Yesterday a coworker’s husband died while diving. He was 35 and they had been together since 9th grade. He also left a 7 year old daughter. I didn’t know him but I’ve known his wife for years and his mom used to be a state commissioner and frequented the AG’s office quite a bit when I worked there. His dad is the chancellor at UAA, SE and he is often heard on the radio or on TV. I wasn’t close friends with any of them but his death affected me deeply.
I think about his wife and how she got out of bed that morning and did all the routine things one does to get ready for work. How is must have felt like an typical, ordinary Monday morning, the knowledge that she was stepping into the worst day of her life blissfully ignorant to her. Her husband was probably already gone, he was working as a deck hand that day and they were going sea cucumber diving. She was probably feeding her daughter and getting her ready for school. When she got to work she probably visited with coworkers and inquired about the weekend that had just passed before she settled into her desk to begin work.
It probably couldn’t have been anything but a regular day at work before two JPD officers appeared at her desk that day asking to speak to her in private. I imagine anyone seeing them walking in prayed a quick prayer that those officers weren’t there looking for them. Whose desk they stopped at was a gruesome, random chance. Another woman in the office saw them and had her own flashbacks, these officers had appeared at her desk one day to give her the news her daughter was dead. I think of all the military spouses who have looked up to see uniformed men approaching their doorstep and want to run back in time and make it stop. As she walked to the conference room, I can’t imagine what his wife was thinking. Who in her family could it be? Her mother? Her father? A sibling? I’m sure her mind wouldn’t allow her to think it was her husband or her daughter.

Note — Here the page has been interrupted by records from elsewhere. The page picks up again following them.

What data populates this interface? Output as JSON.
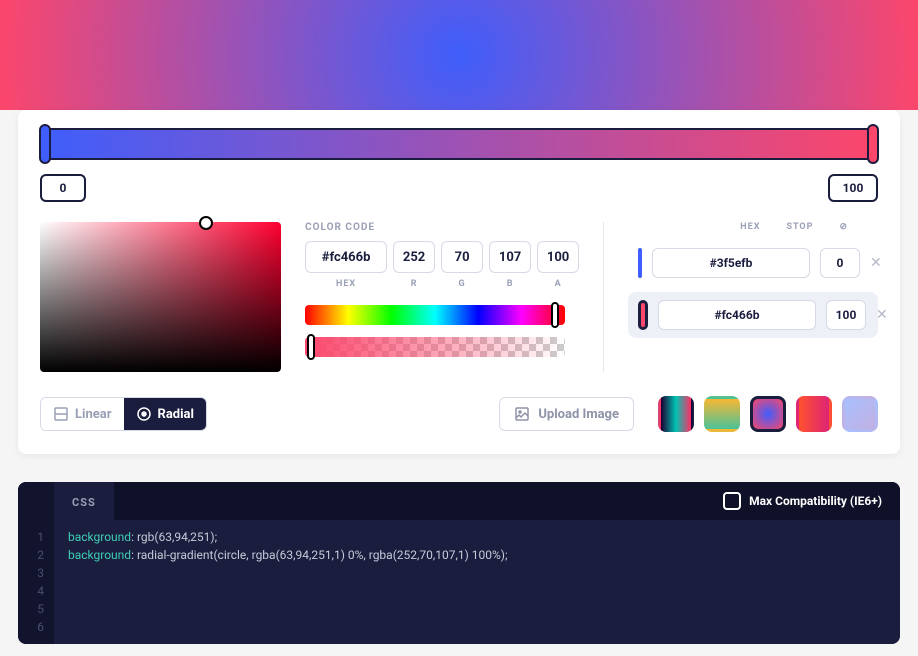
{
  "gradient": {
    "type": "radial",
    "stops": [
      {
        "hex": "#3f5efb",
        "position": 0
      },
      {
        "hex": "#fc466b",
        "position": 100
      }
    ],
    "active_stop_index": 1
  },
  "slider": {
    "left_position": "0",
    "right_position": "100"
  },
  "color_code": {
    "label": "COLOR CODE",
    "hex_label": "HEX",
    "r_label": "R",
    "g_label": "G",
    "b_label": "B",
    "a_label": "A",
    "hex": "#fc466b",
    "r": "252",
    "g": "70",
    "b": "107",
    "a": "100"
  },
  "stops_panel": {
    "hex_header": "HEX",
    "stop_header": "STOP",
    "delete_header": "⊘",
    "rows": [
      {
        "hex": "#3f5efb",
        "pos": "0",
        "color": "#3f5efb",
        "active": false
      },
      {
        "hex": "#fc466b",
        "pos": "100",
        "color": "#fc466b",
        "active": true
      }
    ]
  },
  "type_toggle": {
    "linear_label": "Linear",
    "radial_label": "Radial"
  },
  "upload": {
    "label": "Upload Image"
  },
  "presets": [
    {
      "css": "linear-gradient(90deg,#1a0033,#00c4b4,#ff2e63)"
    },
    {
      "css": "linear-gradient(180deg,#f7b733,#4ac29a)"
    },
    {
      "css": "radial-gradient(circle,#3f5efb,#fc466b)"
    },
    {
      "css": "linear-gradient(90deg,#ff512f,#dd2476)"
    },
    {
      "css": "linear-gradient(135deg,#a8c0ff,#c2b0e2)"
    }
  ],
  "code": {
    "tab_label": "CSS",
    "compat_label": "Max Compatibility (IE6+)",
    "lines": [
      {
        "keyword": "background",
        "rest": ": rgb(63,94,251);"
      },
      {
        "keyword": "background",
        "rest": ": radial-gradient(circle, rgba(63,94,251,1) 0%, rgba(252,70,107,1) 100%);"
      },
      {
        "keyword": "",
        "rest": ""
      },
      {
        "keyword": "",
        "rest": ""
      },
      {
        "keyword": "",
        "rest": ""
      },
      {
        "keyword": "",
        "rest": ""
      }
    ]
  },
  "chart_data": {
    "type": "gradient-editor",
    "gradient_type": "radial",
    "stops": [
      {
        "color": "rgb(63,94,251)",
        "position_pct": 0
      },
      {
        "color": "rgb(252,70,107)",
        "position_pct": 100
      }
    ],
    "active_stop": {
      "hex": "#fc466b",
      "r": 252,
      "g": 70,
      "b": 107,
      "a": 100
    },
    "css_output": "background: radial-gradient(circle, rgba(63,94,251,1) 0%, rgba(252,70,107,1) 100%);"
  }
}
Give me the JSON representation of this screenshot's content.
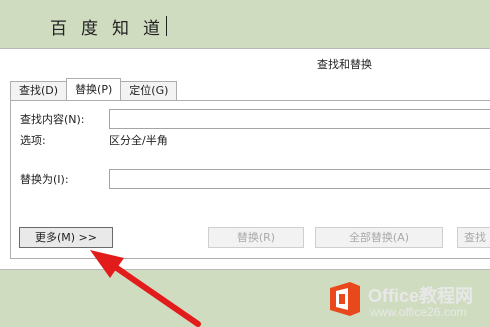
{
  "document": {
    "text": "百度知道"
  },
  "dialog": {
    "title": "查找和替换",
    "tabs": [
      {
        "label": "查找(D)"
      },
      {
        "label": "替换(P)"
      },
      {
        "label": "定位(G)"
      }
    ],
    "find_label": "查找内容(N):",
    "find_value": "",
    "options_label": "选项:",
    "options_value": "区分全/半角",
    "replace_label": "替换为(I):",
    "replace_value": "",
    "more_button": "更多(M) >>",
    "replace_button": "替换(R)",
    "replace_all_button": "全部替换(A)",
    "find_next_button": "查找"
  },
  "watermark": {
    "brand": "Office教程网",
    "url": "www.office26.com",
    "colors": {
      "logo": "#e8481c",
      "arrow": "#e21b1b"
    }
  }
}
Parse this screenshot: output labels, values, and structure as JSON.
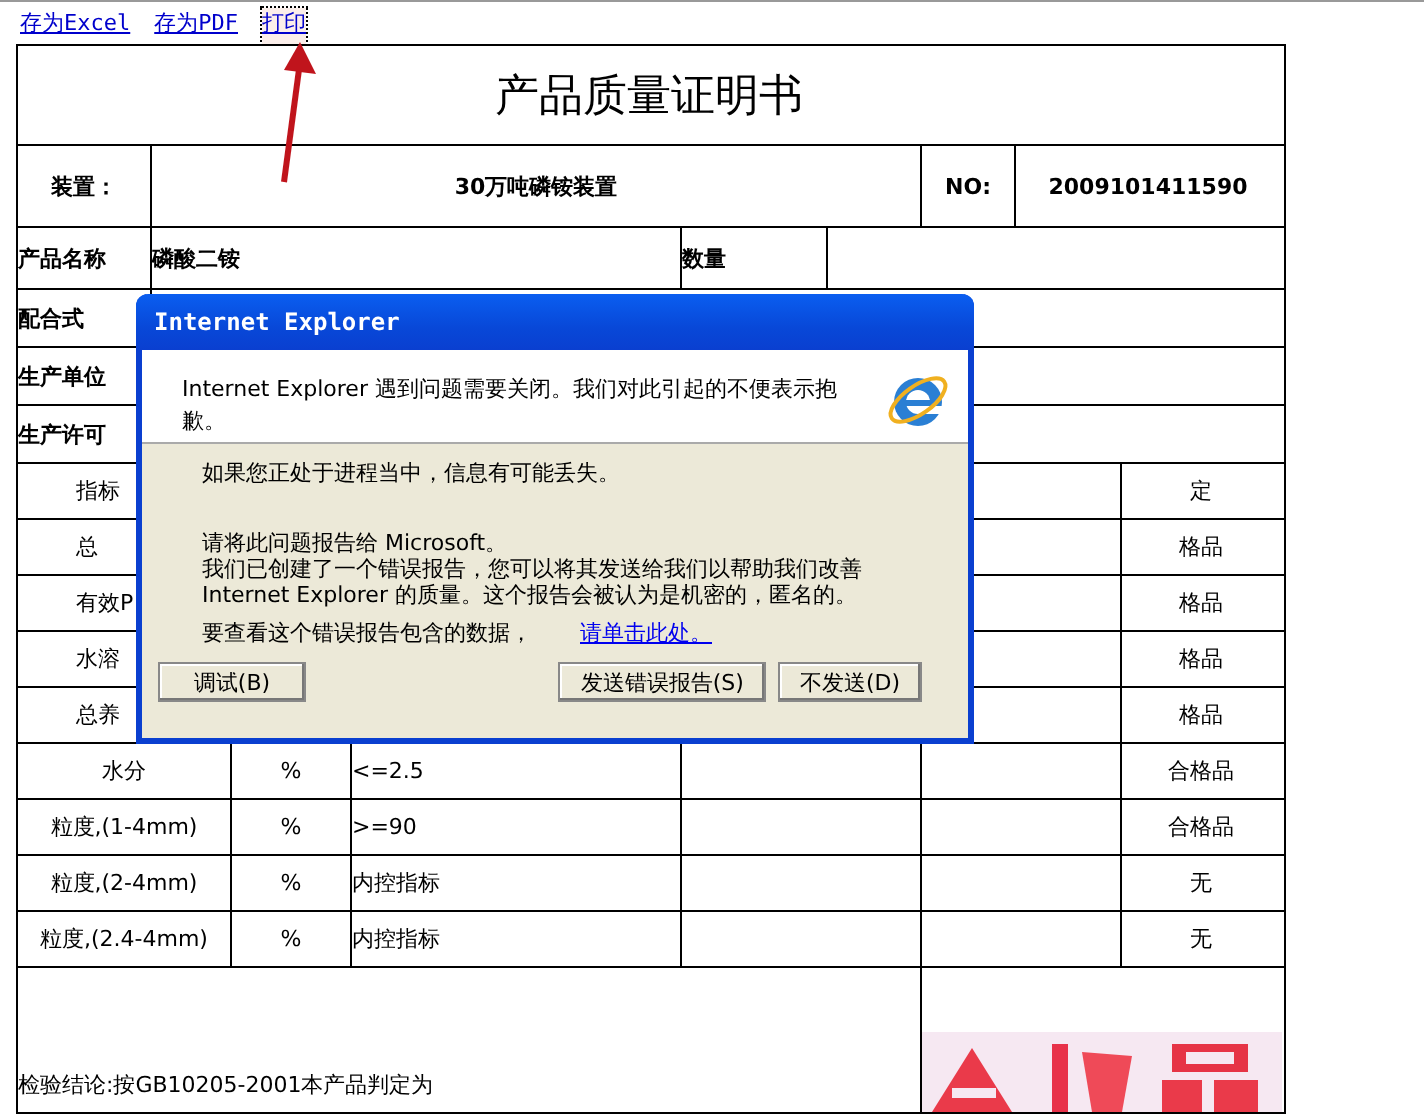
{
  "toolbar": [
    {
      "label": "存为Excel",
      "selected": false
    },
    {
      "label": "存为PDF",
      "selected": false
    },
    {
      "label": "打印",
      "selected": true
    }
  ],
  "document": {
    "title": "产品质量证明书",
    "device_label": "装置：",
    "device": "30万吨磷铵装置",
    "no_label": "NO:",
    "no": "2009101411590",
    "product_label": "产品名称",
    "product": "磷酸二铵",
    "quantity_label": "数量",
    "info_rows": [
      "配合式",
      "生产单位",
      "生产许可"
    ],
    "indicators": [
      {
        "name": "指标",
        "kind": "covered",
        "result": "定"
      },
      {
        "name": "总",
        "kind": "covered",
        "result": "格品"
      },
      {
        "name": "有效P",
        "kind": "covered",
        "result": "格品"
      },
      {
        "name": "水溶",
        "kind": "covered",
        "result": "格品"
      },
      {
        "name": "总养",
        "kind": "covered",
        "result": "格品"
      },
      {
        "name": "水分",
        "unit": "%",
        "standard": "<=2.5",
        "result": "合格品"
      },
      {
        "name": "粒度,(1-4mm)",
        "unit": "%",
        "standard": ">=90",
        "result": "合格品"
      },
      {
        "name": "粒度,(2-4mm)",
        "unit": "%",
        "standard": "内控指标",
        "result": "无"
      },
      {
        "name": "粒度,(2.4-4mm)",
        "unit": "%",
        "standard": "内控指标",
        "result": "无"
      }
    ],
    "conclusion": "检验结论:按GB10205-2001本产品判定为"
  },
  "dialog": {
    "title": "Internet Explorer",
    "message": "Internet Explorer 遇到问题需要关闭。我们对此引起的不便表示抱歉。",
    "info": "如果您正处于进程当中，信息有可能丢失。",
    "report_lines": [
      "请将此问题报告给 Microsoft。",
      "我们已创建了一个错误报告，您可以将其发送给我们以帮助我们改善 Internet Explorer 的质量。这个报告会被认为是机密的，匿名的。"
    ],
    "view_text": "要查看这个错误报告包含的数据，",
    "link": "请单击此处。",
    "buttons": [
      {
        "label": "调试(B)",
        "kind": "left"
      },
      {
        "label": "发送错误报告(S)",
        "kind": "right"
      },
      {
        "label": "不发送(D)",
        "kind": "right"
      }
    ]
  }
}
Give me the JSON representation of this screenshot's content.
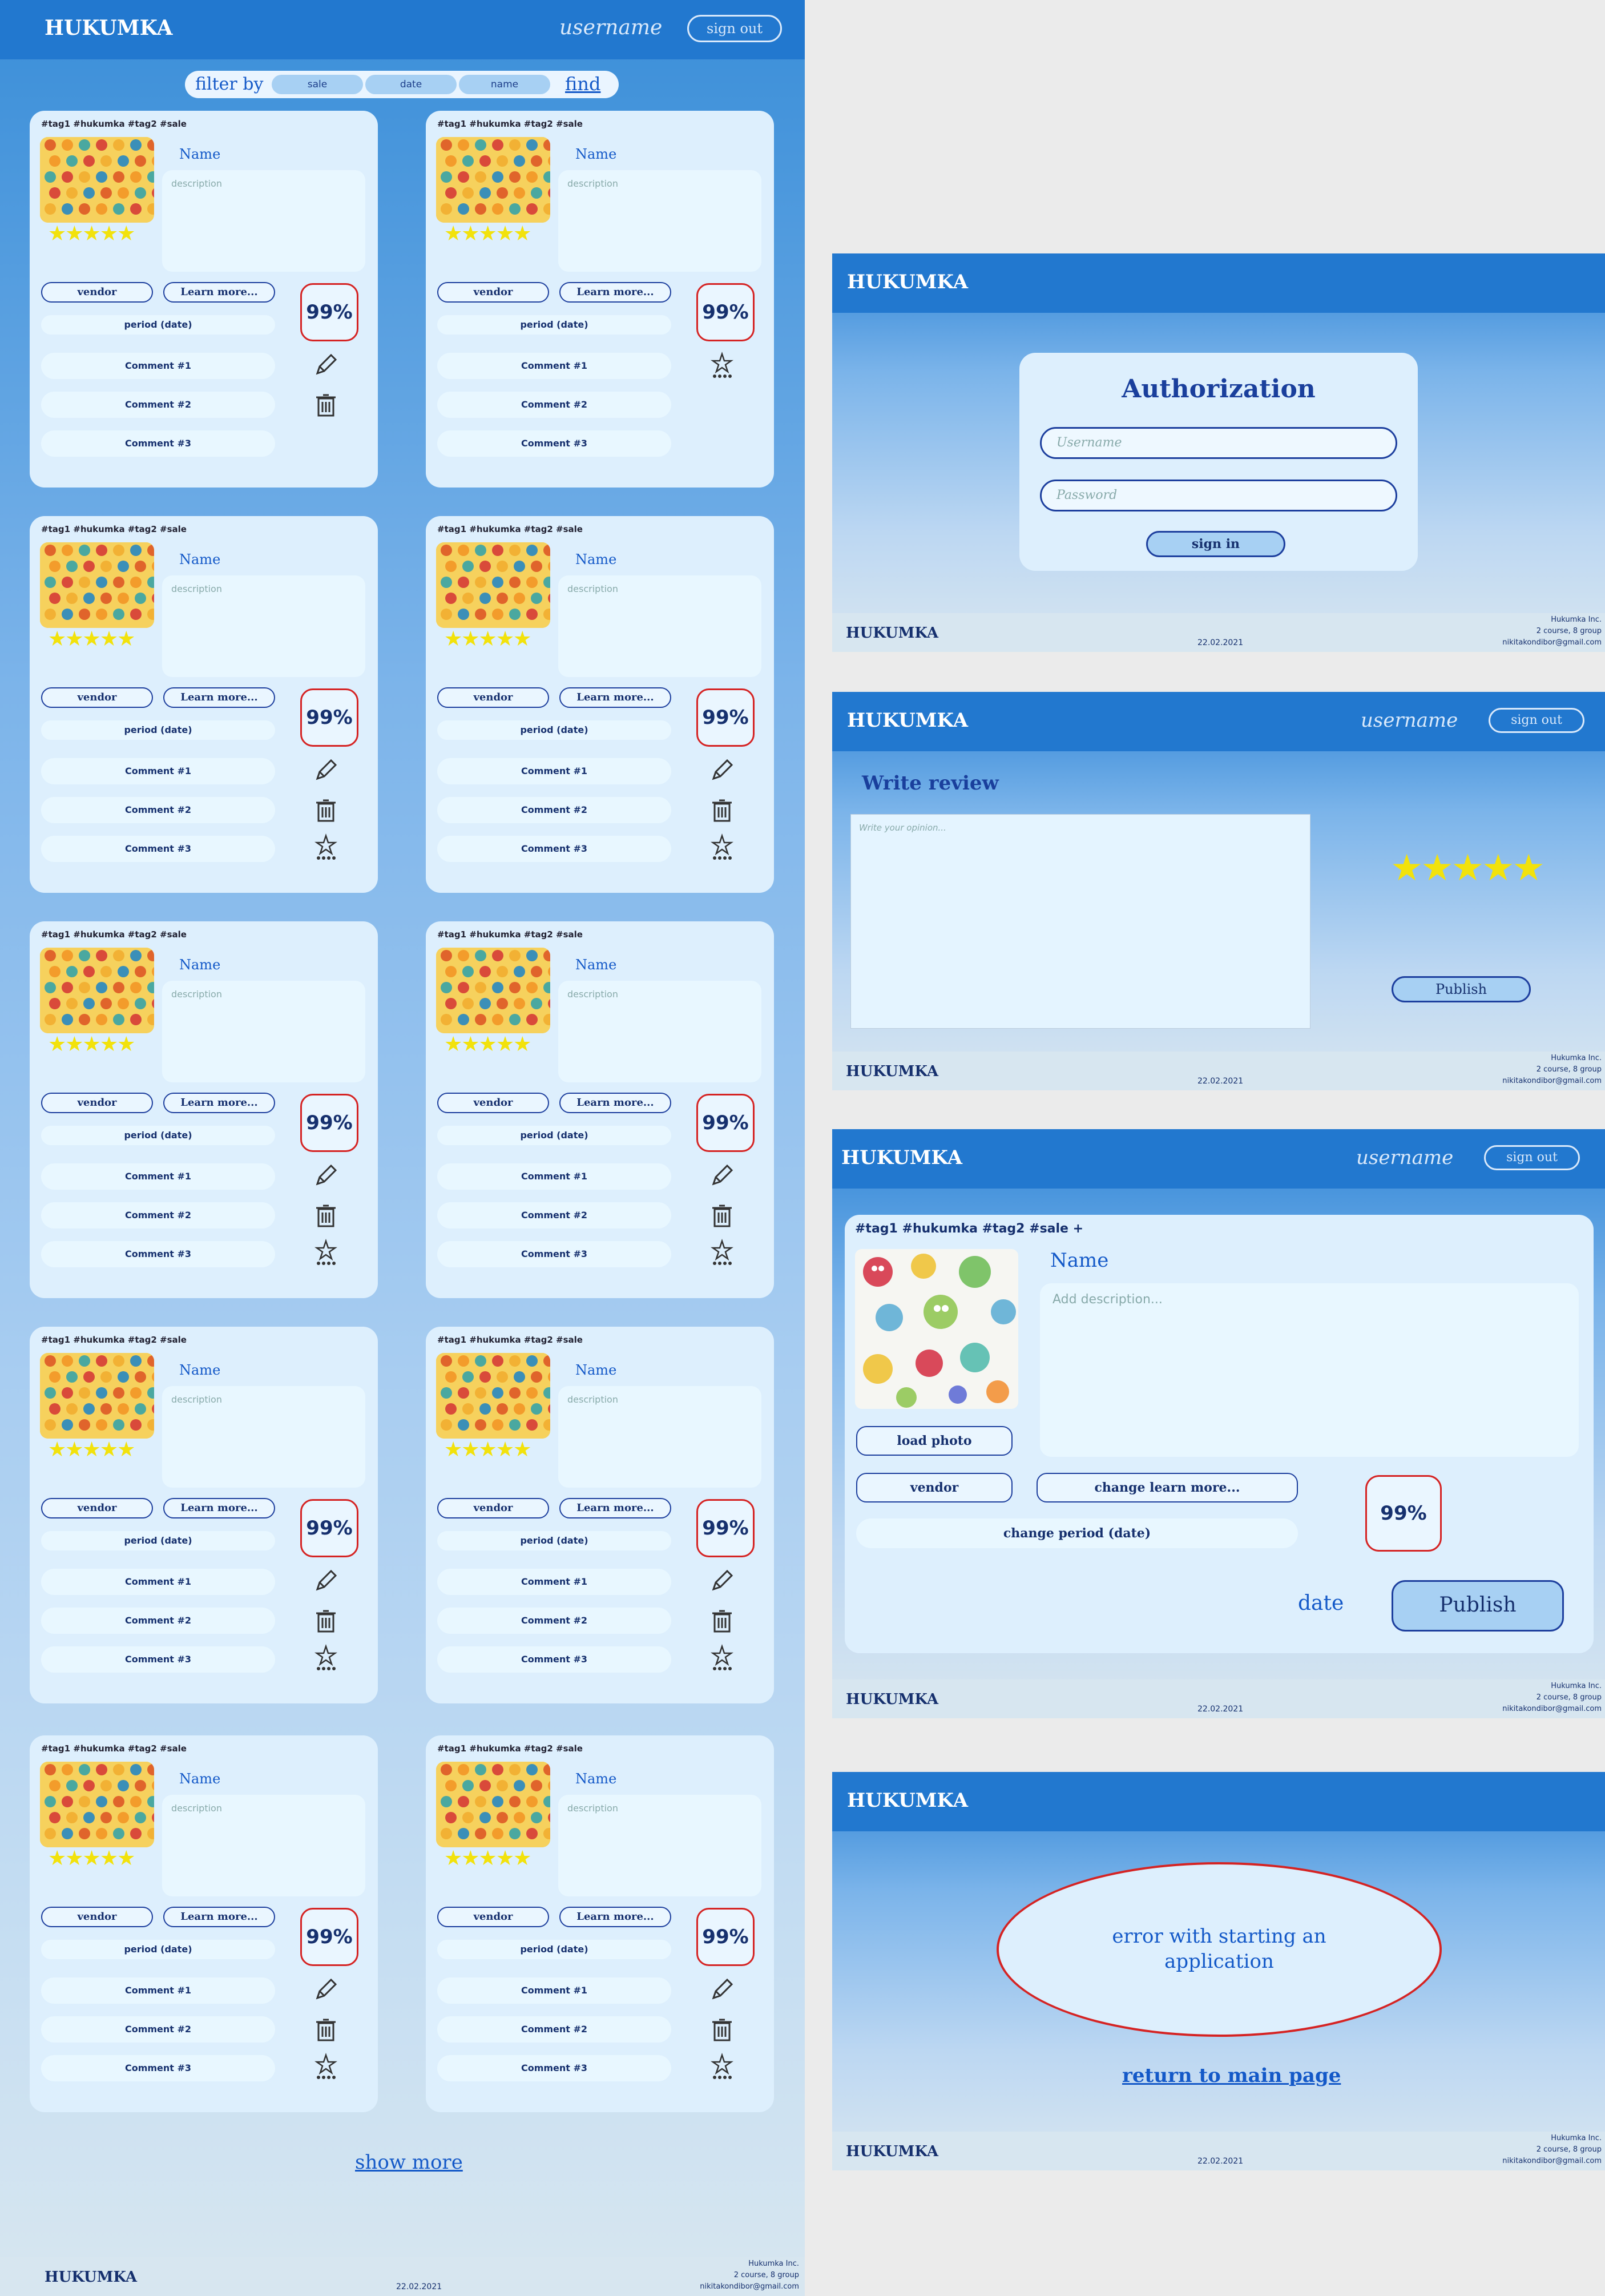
{
  "main": {
    "brand": "HUKUMKA",
    "username": "username",
    "sign_out": "sign out",
    "filter": {
      "label": "filter by",
      "options": [
        "sale",
        "date",
        "name"
      ],
      "find": "find"
    },
    "card": {
      "tags": "#tag1 #hukumka #tag2 #sale",
      "name": "Name",
      "description_placeholder": "description",
      "vendor": "vendor",
      "learn_more": "Learn more...",
      "period": "period (date)",
      "percent": "99%",
      "comments": [
        "Comment #1",
        "Comment #2",
        "Comment #3"
      ],
      "rating": 5
    },
    "show_more": "show more"
  },
  "footer": {
    "brand": "HUKUMKA",
    "date": "22.02.2021",
    "company": "Hukumka Inc.",
    "course": "2 course, 8 group",
    "email": "nikitakondibor@gmail.com"
  },
  "auth_screen": {
    "brand": "HUKUMKA",
    "title": "Authorization",
    "username_placeholder": "Username",
    "password_placeholder": "Password",
    "sign_in": "sign in"
  },
  "review_screen": {
    "brand": "HUKUMKA",
    "username": "username",
    "sign_out": "sign out",
    "title": "Write review",
    "placeholder": "Write your opinion...",
    "rating": 5,
    "publish": "Publish"
  },
  "create_screen": {
    "brand": "HUKUMKA",
    "username": "username",
    "sign_out": "sign out",
    "tags": "#tag1 #hukumka #tag2 #sale +",
    "name": "Name",
    "description_placeholder": "Add description...",
    "load_photo": "load photo",
    "vendor": "vendor",
    "change_learn_more": "change learn more...",
    "change_period": "change period (date)",
    "percent": "99%",
    "date": "date",
    "publish": "Publish"
  },
  "error_screen": {
    "brand": "HUKUMKA",
    "message": "error with starting an application",
    "return_link": "return to main page"
  },
  "colors": {
    "header": "#2278cf",
    "card": "#ddeffd",
    "accent": "#1459c8",
    "percent_border": "#d52323",
    "stars": "#f2e20c"
  }
}
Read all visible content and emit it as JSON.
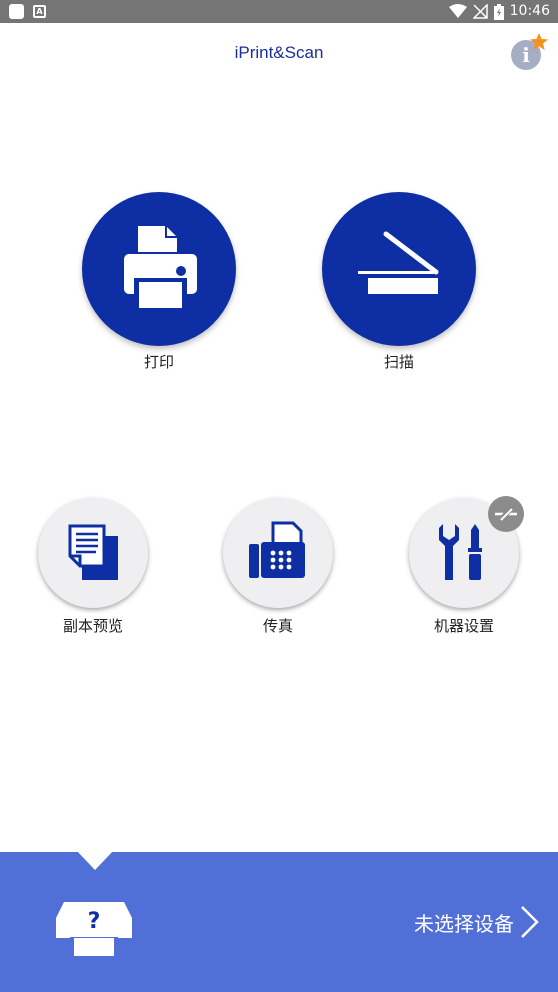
{
  "status_bar": {
    "time": "10:46",
    "icons": [
      "app-notification-icon",
      "font-notification-icon",
      "wifi-icon",
      "no-signal-icon",
      "battery-icon"
    ]
  },
  "header": {
    "title": "iPrint&Scan",
    "info_icon": "info-icon",
    "badge_icon": "star-icon"
  },
  "main_functions": [
    {
      "label": "打印",
      "icon": "printer-icon"
    },
    {
      "label": "扫描",
      "icon": "scanner-icon"
    }
  ],
  "secondary_functions": [
    {
      "label": "副本预览",
      "icon": "copy-preview-icon"
    },
    {
      "label": "传真",
      "icon": "fax-icon"
    },
    {
      "label": "机器设置",
      "icon": "tools-icon",
      "status_badge": "offline-icon"
    }
  ],
  "device_panel": {
    "label": "未选择设备",
    "icon": "unknown-printer-icon",
    "device_icon_glyph": "?",
    "chevron": "chevron-right-icon"
  },
  "colors": {
    "primary": "#0d2fa3",
    "title": "#1a2f9a",
    "panel": "#5070d8",
    "star": "#f5921e",
    "status_bar": "#757575"
  }
}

Perhaps she hoping someone just got arrested before she realized they wouldn’t be paying an office visit to share that information. It’s those visceral moments in life that tend to define us. You become who you are because of the results of these moments. It will always be a part of your history. Someday, she will find a new normal…she may even find love again and remarry but she will always be a woman who found herself in front of two officers on that rainy October morning in Juneau.
I can’t begin to imagine what she is going through today. To wake up (if she managed to sleep at all) and realize she is a widow. That the love of her life and the father of her child is gone from this earth, that the plans she had for the weekend and for next month and for the rest of her life no longer apply. I am overwhelmed for her, thinking of decisions that have to be made, vacations that have to be cancelled, dreams that have to be rewritten. One life ended, many lives interrupted.
On Facebook this morning she pleaded with people to hug those you love and love so hard you have no regrets. She said she had no regrets, because of the love they shared. She assured people she would be fine with him as their angel watching over them. She also knows the Lord and I’m positive he is holding her close, comforting her and giving her peace as only a loving Father can do.